One would think people had better things to worry about.

The financial analysts at Bear Stearns have no keener insights into the dynamics of travel distribution than any of the countless other soothsayers who regularly foretoken this variety of doom, and others attributed to the report. They’ve been doing so for years. In reality they have no idea how online travel distribution will affect the industry as a whole and especially the fortunes of traditional retailers -- let alone electronic ones.

The strategic and operational fortunes of online travel agents are seriously open to question. The Bear Stearns report does correctly observe that there will be a significant shakeout among these companies (this statement was outright heresy 4 or 5 years ago, by the way), but it does not cast much light upon understanding what qualities the survivors might have. Perhaps a more useful report would be embodied in the work financial analysts are usually supposed to do.

For example, the finances of many companies people would like to believe represent the future of travel distribution are often challenging to understand, to say the least. There are numerous examples, but this will illustrate:

On January 27 Priceline released financial results for 1999, which show a net loss of $52.5 million or $0.39 per share. Additionally, the company reported a $998,831,785 expense item described as "Warrant Costs," of which $910,400,000 is covered by a footnote stating, "…related to the issuance of warrants to certain of Priceline’s airline partners …"
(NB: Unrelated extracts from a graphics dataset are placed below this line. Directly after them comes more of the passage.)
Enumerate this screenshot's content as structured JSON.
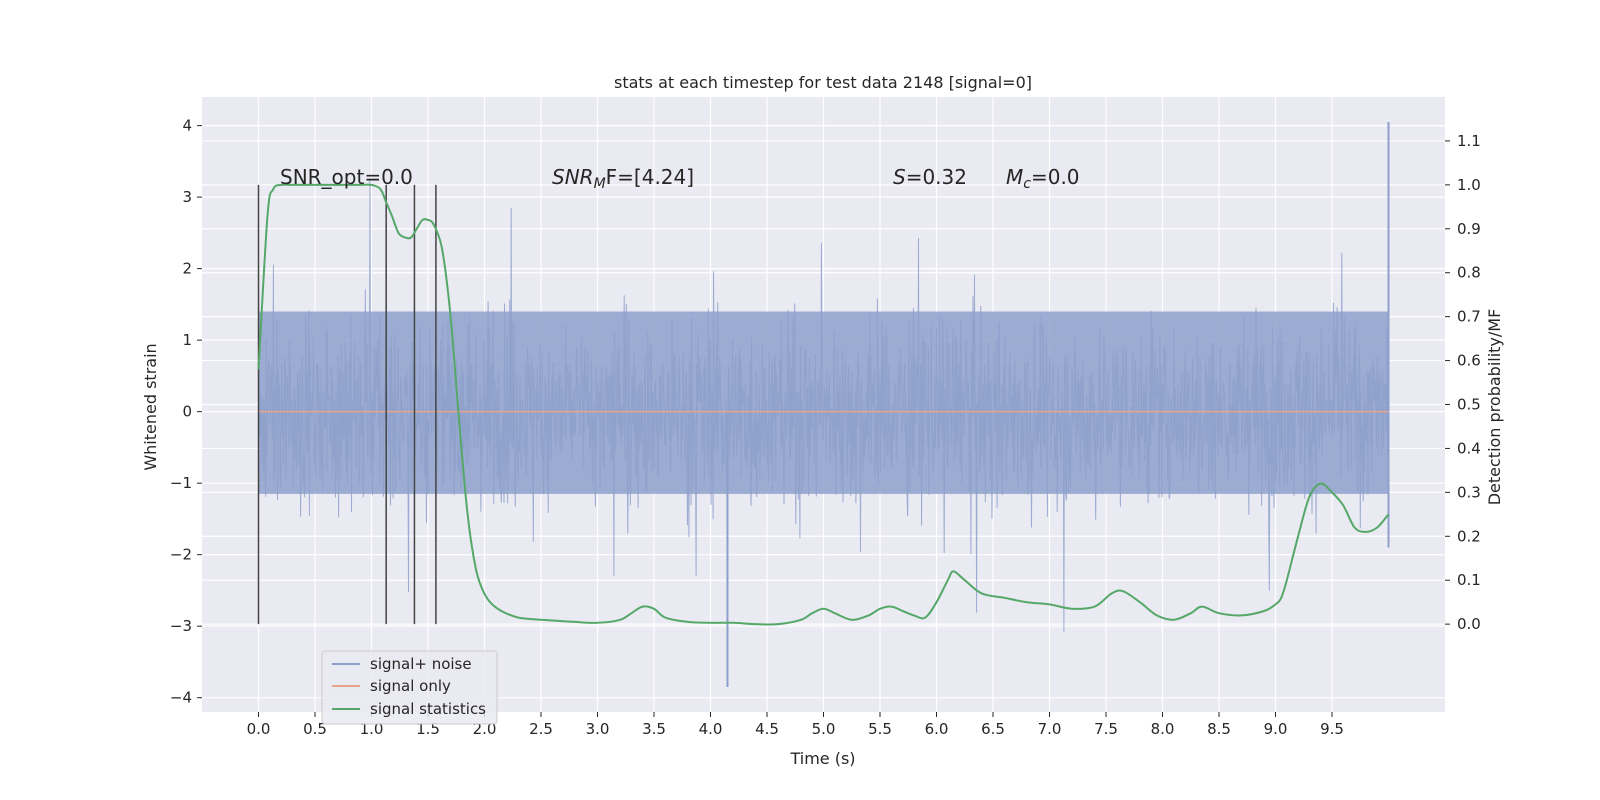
{
  "chart_data": {
    "type": "line",
    "title": "stats at each timestep for test data 2148 [signal=0]",
    "xlabel": "Time (s)",
    "ylabel": "Whitened strain",
    "ylabel_right": "Detection probability/MF",
    "xlim": [
      -0.5,
      10.5
    ],
    "ylim": [
      -4.2,
      4.4
    ],
    "ylim_right": [
      -0.2,
      1.2
    ],
    "x_ticks": [
      "0.0",
      "0.5",
      "1.0",
      "1.5",
      "2.0",
      "2.5",
      "3.0",
      "3.5",
      "4.0",
      "4.5",
      "5.0",
      "5.5",
      "6.0",
      "6.5",
      "7.0",
      "7.5",
      "8.0",
      "8.5",
      "9.0",
      "9.5"
    ],
    "y_ticks": [
      "−4",
      "−3",
      "−2",
      "−1",
      "0",
      "1",
      "2",
      "3",
      "4"
    ],
    "y_ticks_right": [
      "0.0",
      "0.1",
      "0.2",
      "0.3",
      "0.4",
      "0.5",
      "0.6",
      "0.7",
      "0.8",
      "0.9",
      "1.0",
      "1.1"
    ],
    "grid": true,
    "legend_position": "lower-left",
    "annotations": {
      "snr_opt": "SNR_opt=0.0",
      "snr_mf_main": "SNR",
      "snr_mf_sub": "M",
      "snr_mf_rest": "F=[4.24]",
      "s_var": "S",
      "s_val": "=0.32",
      "mc_var": "M",
      "mc_sub": "c",
      "mc_val": "=0.0"
    },
    "vertical_markers": [
      0.0,
      1.13,
      1.38,
      1.57
    ],
    "series": [
      {
        "name": "signal+ noise",
        "color": "#8da0cb",
        "style": "noise",
        "x_range": [
          0.0,
          10.0
        ],
        "envelope_up": 1.4,
        "envelope_down": -1.15,
        "spike_max": 4.05,
        "spike_min": -3.85
      },
      {
        "name": "signal only",
        "color": "#e5a48b",
        "x": [
          0.0,
          10.0
        ],
        "y": [
          0.0,
          0.0
        ]
      },
      {
        "name": "signal statistics",
        "color": "#55a868",
        "axis": "right",
        "x": [
          0.0,
          0.08,
          0.13,
          0.2,
          0.3,
          0.4,
          0.5,
          0.6,
          0.7,
          0.8,
          0.9,
          1.0,
          1.08,
          1.13,
          1.18,
          1.24,
          1.3,
          1.35,
          1.4,
          1.45,
          1.5,
          1.55,
          1.62,
          1.68,
          1.72,
          1.78,
          1.85,
          1.92,
          1.98,
          2.05,
          2.15,
          2.3,
          2.5,
          2.8,
          3.0,
          3.2,
          3.3,
          3.4,
          3.5,
          3.6,
          3.8,
          4.0,
          4.2,
          4.4,
          4.6,
          4.8,
          4.9,
          5.0,
          5.1,
          5.25,
          5.4,
          5.5,
          5.6,
          5.7,
          5.8,
          5.9,
          6.0,
          6.1,
          6.15,
          6.25,
          6.4,
          6.6,
          6.8,
          7.0,
          7.2,
          7.4,
          7.55,
          7.65,
          7.8,
          7.95,
          8.1,
          8.25,
          8.35,
          8.5,
          8.7,
          8.9,
          9.0,
          9.05,
          9.1,
          9.2,
          9.3,
          9.4,
          9.5,
          9.6,
          9.7,
          9.8,
          9.9,
          10.0
        ],
        "y": [
          0.58,
          0.93,
          0.99,
          1.0,
          1.0,
          1.0,
          1.0,
          1.0,
          1.0,
          1.0,
          1.0,
          1.0,
          0.99,
          0.96,
          0.93,
          0.89,
          0.88,
          0.88,
          0.9,
          0.92,
          0.92,
          0.91,
          0.86,
          0.75,
          0.64,
          0.45,
          0.25,
          0.13,
          0.08,
          0.05,
          0.03,
          0.015,
          0.01,
          0.005,
          0.003,
          0.01,
          0.025,
          0.04,
          0.035,
          0.015,
          0.005,
          0.003,
          0.003,
          0.0,
          0.0,
          0.01,
          0.025,
          0.035,
          0.025,
          0.01,
          0.02,
          0.035,
          0.04,
          0.03,
          0.02,
          0.015,
          0.05,
          0.1,
          0.12,
          0.1,
          0.07,
          0.06,
          0.05,
          0.045,
          0.035,
          0.04,
          0.07,
          0.075,
          0.05,
          0.02,
          0.01,
          0.025,
          0.04,
          0.025,
          0.02,
          0.03,
          0.045,
          0.06,
          0.1,
          0.2,
          0.29,
          0.32,
          0.3,
          0.27,
          0.22,
          0.21,
          0.22,
          0.25
        ]
      }
    ]
  }
}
The net loss applicable to common shareholders is $1,063,433,507 for 1999, leaving remaining stockholder’s equity of $402,635,630.

The interesting question is what $1 billion in shareholder equity bought and what has to happen for a travel distribution company (which is the part of the business where most of the money was spent) to generate either earnings or value sufficient to recover that money?

If the financial analysts had really sharpened their pencils they might help us to understand these difficult questions. They also might notice that the return on equity, as well as the return on sales, for well-run traditional travel distribution companies vastly exceeds almost every online agency.

What they are right about, however, are some of the related dynamics surrounding electronic distribution. Remember, it wasn’t that long ago that people were claiming The Internet to be the "great equalizer" of travel distribution, because it affords retailers of all descriptions the ability to compete with the largest companies.

Over the years people have claimed the same thing about the telephone, the CRS, ETDNs, and other gadgets. None has ever materialized and those claims have been replaced by a flock of new ones.

At the moment, competing as a major electronic retailer requires the ability to lose substantial amounts of money while waiting for earnings to turn positive. There are only a handful of companies that can compete in such an atmosphere. Traditional retailers cannot and should not try.

They should instead look for intelligent ways to use electronic distribution as extensions of their existing businesses and relentlessly focus upon delivering services their customers want to buy. Online travel sellers should abandon their efforts not to be called agents (for such they are) and recognize that sustainable infrastructure, customer service delivery, real products, and real customers (whose needs they understand and move to address) are essential partners with the powerful distribution and marketing technology they seek to advance.

If distributors, regardless of their platform of choice, simply understood this and nothing more they would have a powerful competitive advantage over others with nothing to say or sell who occupy both the online and traditional sectors.